このコストカットが、今回の経営統合の理由だ。報道では、コストカットでは物足りないという、どちらかというと消極的、あるいは富士ゼロックスの経営改革が難しいといった後ろ向きな論調が多い。
しかし、それを理由に経営統合によるコストカットの実現を先送りしていては、いつまでたっても経営の改善を実現することは難しいだろう。また近年、世界の大手企業の経営を見ていると、市場シェアの拡大とコスト削減を同時に進めることが、競争に勝ち残るために不可欠となっている。特に企業の規模が大きくなれば、シェアの確保は死活問題といえる。アマゾンやグーグルの成長を見ていると、特定の分野に固執するのではなく、さまざまな分野でのシェアを拡大し、より多くの付加価値を生み出す体制を整備している。

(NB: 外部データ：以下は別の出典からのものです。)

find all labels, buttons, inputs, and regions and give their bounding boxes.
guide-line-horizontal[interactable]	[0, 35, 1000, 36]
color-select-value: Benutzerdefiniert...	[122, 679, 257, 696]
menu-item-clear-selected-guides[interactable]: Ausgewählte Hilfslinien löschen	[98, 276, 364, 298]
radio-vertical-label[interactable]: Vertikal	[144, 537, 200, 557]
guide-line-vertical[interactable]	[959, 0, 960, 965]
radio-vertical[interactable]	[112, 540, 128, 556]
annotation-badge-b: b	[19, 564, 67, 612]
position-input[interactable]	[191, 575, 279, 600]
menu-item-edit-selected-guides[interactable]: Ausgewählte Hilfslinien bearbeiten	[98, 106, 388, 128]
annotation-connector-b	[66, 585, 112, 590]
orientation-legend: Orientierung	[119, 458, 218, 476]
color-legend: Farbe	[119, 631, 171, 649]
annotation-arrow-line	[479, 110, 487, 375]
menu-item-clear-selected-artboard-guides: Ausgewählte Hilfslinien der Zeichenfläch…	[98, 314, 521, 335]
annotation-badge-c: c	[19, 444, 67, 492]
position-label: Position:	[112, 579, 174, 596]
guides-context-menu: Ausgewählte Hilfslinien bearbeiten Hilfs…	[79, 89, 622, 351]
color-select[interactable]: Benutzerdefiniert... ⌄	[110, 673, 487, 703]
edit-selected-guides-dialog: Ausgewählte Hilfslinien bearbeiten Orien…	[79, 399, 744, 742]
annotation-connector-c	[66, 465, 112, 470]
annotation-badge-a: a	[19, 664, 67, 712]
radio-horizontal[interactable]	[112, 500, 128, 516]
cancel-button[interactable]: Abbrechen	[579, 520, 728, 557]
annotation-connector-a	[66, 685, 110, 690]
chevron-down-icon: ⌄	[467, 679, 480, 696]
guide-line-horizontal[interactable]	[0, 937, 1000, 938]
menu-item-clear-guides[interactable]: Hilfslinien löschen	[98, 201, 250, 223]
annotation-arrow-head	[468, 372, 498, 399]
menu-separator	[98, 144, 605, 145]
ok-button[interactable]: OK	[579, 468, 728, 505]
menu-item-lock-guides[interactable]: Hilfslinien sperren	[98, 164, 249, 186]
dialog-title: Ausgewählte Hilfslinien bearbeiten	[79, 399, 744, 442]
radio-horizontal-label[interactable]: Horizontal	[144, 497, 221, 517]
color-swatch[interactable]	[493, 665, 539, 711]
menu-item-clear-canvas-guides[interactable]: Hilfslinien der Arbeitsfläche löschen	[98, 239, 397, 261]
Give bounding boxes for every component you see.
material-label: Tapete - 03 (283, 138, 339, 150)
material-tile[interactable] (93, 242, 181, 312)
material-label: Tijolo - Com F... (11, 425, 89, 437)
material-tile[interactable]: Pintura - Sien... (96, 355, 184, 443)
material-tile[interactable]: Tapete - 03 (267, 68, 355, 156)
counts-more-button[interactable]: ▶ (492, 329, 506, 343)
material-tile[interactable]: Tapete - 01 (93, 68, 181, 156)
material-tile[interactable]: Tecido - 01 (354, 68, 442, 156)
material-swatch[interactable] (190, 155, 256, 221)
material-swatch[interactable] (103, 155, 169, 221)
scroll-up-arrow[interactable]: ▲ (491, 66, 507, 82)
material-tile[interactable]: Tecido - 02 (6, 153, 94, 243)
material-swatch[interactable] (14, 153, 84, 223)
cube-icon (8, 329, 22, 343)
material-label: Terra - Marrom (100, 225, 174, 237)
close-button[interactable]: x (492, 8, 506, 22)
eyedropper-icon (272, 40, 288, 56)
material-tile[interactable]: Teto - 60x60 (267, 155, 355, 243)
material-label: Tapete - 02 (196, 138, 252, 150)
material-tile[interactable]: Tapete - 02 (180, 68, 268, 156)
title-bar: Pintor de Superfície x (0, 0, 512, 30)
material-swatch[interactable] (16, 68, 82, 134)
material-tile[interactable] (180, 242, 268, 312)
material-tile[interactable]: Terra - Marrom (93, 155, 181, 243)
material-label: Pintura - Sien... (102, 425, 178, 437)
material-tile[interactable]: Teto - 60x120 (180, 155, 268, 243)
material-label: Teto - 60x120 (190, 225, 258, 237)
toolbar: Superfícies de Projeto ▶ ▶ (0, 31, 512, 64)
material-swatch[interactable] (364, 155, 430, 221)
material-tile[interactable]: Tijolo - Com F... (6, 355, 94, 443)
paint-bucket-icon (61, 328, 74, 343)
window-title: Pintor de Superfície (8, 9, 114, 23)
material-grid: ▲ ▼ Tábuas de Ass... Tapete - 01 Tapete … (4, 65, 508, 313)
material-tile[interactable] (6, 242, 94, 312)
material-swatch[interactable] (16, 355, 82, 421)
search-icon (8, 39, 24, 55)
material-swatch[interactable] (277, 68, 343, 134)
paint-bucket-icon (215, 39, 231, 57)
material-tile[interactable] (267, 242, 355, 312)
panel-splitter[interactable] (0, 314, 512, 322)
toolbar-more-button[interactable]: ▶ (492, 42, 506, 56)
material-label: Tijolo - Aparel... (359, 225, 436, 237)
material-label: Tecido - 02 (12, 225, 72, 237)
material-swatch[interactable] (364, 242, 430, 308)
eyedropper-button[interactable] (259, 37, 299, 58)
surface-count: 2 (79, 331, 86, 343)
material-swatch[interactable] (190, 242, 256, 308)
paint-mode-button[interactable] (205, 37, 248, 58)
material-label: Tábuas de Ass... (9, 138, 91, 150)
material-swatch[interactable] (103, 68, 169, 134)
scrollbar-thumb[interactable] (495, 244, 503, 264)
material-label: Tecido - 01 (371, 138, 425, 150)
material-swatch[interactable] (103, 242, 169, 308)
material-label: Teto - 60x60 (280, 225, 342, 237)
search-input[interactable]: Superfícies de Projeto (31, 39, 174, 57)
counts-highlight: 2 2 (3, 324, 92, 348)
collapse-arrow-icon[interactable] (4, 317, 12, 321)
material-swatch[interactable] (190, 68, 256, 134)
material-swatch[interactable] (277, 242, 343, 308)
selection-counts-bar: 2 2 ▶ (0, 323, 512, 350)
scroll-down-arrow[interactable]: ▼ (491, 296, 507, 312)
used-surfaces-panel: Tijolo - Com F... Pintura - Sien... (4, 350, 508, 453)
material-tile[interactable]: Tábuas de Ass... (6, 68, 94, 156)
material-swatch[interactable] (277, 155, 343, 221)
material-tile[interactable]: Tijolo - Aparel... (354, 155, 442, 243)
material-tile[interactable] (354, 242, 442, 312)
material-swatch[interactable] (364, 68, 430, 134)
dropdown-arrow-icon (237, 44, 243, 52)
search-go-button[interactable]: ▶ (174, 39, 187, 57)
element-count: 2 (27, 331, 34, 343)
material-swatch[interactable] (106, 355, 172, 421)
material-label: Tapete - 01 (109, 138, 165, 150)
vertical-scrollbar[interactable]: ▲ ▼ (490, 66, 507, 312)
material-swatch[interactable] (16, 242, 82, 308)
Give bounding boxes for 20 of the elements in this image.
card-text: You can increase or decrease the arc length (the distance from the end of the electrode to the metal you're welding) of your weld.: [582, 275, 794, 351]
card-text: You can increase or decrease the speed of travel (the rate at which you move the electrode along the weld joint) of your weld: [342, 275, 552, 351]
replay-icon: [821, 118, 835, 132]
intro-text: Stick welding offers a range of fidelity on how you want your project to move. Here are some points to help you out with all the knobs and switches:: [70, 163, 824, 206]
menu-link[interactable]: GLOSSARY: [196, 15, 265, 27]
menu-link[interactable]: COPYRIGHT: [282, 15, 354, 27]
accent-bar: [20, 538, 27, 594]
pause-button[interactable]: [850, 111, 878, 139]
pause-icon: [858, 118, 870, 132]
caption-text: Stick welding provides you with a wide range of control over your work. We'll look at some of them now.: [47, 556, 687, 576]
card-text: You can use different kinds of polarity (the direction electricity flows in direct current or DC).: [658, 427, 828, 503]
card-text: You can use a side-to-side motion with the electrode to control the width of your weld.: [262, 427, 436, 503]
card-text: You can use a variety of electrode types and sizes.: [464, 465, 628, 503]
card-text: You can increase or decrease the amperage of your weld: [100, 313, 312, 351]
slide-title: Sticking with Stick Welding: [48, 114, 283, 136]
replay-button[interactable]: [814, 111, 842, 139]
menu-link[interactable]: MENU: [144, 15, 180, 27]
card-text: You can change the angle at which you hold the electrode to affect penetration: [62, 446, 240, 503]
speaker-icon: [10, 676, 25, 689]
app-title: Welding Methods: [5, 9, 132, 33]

富士フイルムにも同様の考えがあるはずだ。経営統合によって、富士ゼロックスは世界トップの事務機器関連企業となる。加えて、コストカットも実現できる。それをやらない手はない。そうしたシンプルな発想を実行に移すことは、口で言うほど容易なことではない。そのうえで、新しいビジネスの成長を模索し、事務機器市場の競争をリードしていこうとしている。
見逃せないガバナンスの徹底
経営統合が決まったことによって、中長期的に富士ゼロックスの成長戦略はより柔軟かつ大胆なものになっていくと期待される。たとえば、ペーパーレス化に着目して、これまで紙ベースで保管されてきた書類などをデジタル化し、クラウドコンピューティングのシステムに保存するサービスなどが提供されれば、需要を生み出すことができるだろう。
そうした戦略を実行に移していくためには、経営統合後の2つの組織を、いかに調和させ、ひとつの指揮系統にまとめていくかが重要だ。わが国の企業の海外展開を見ていると、東芝をはじめ買収した海外企業のガバナンスに失敗したケースが多い。
2010年度からの6年間にわたって、富士ゼロックスのオーストラリアとニュージーランドの子会社で不適切な会計処理が行われていた。その教訓を生かし、現地のカルチャーを尊重しつつ、明確なビジョンを提示して、従業員のコミットメントを引き出す経営が求められる。富士ゼロックスに関して、古森氏自らが取締役会のチェアマン(最高責任者)に就任することを表明している。それは、富士フイルムとしてシナジー(相乗効果)の実現に取り組むための、現時点で最大限のコミットメントといえる。
計画通りのコスト削減などが実現できれば、経営統合は、富士フイルムの企業価値の向上につながるだろう。そのなかで、古森CEOの後継者が頭角を現し、スムーズに経営者の世代交代が進むことも重要だ。
今回の経営統合は発表された内容を見れば当たり前のようにも思えるが、わが国の企業が米国の名門企業を傘下に収めるという、かなり思い切った決断ともいえる。現CEOの才覚だけでなく、組織全体でイノベーションを実現し、常に成長を目指す組織体制を整備することが欠かせない。見方を変えれば、行動様式の異なる組織がひとつになることによって、これまでの富士フイルムにはなかった発想が経営に持ち込まれる展開を目指すべきともいえる。
事務機器だけでなく、ヘルスケアやイメージ関連の分野でもグローバル規模での競争がし烈化していくと考えられる。ガバナンスの徹底を通して迅速に成長戦略を実行できる組織体制を整えることが、今後の課題だろう。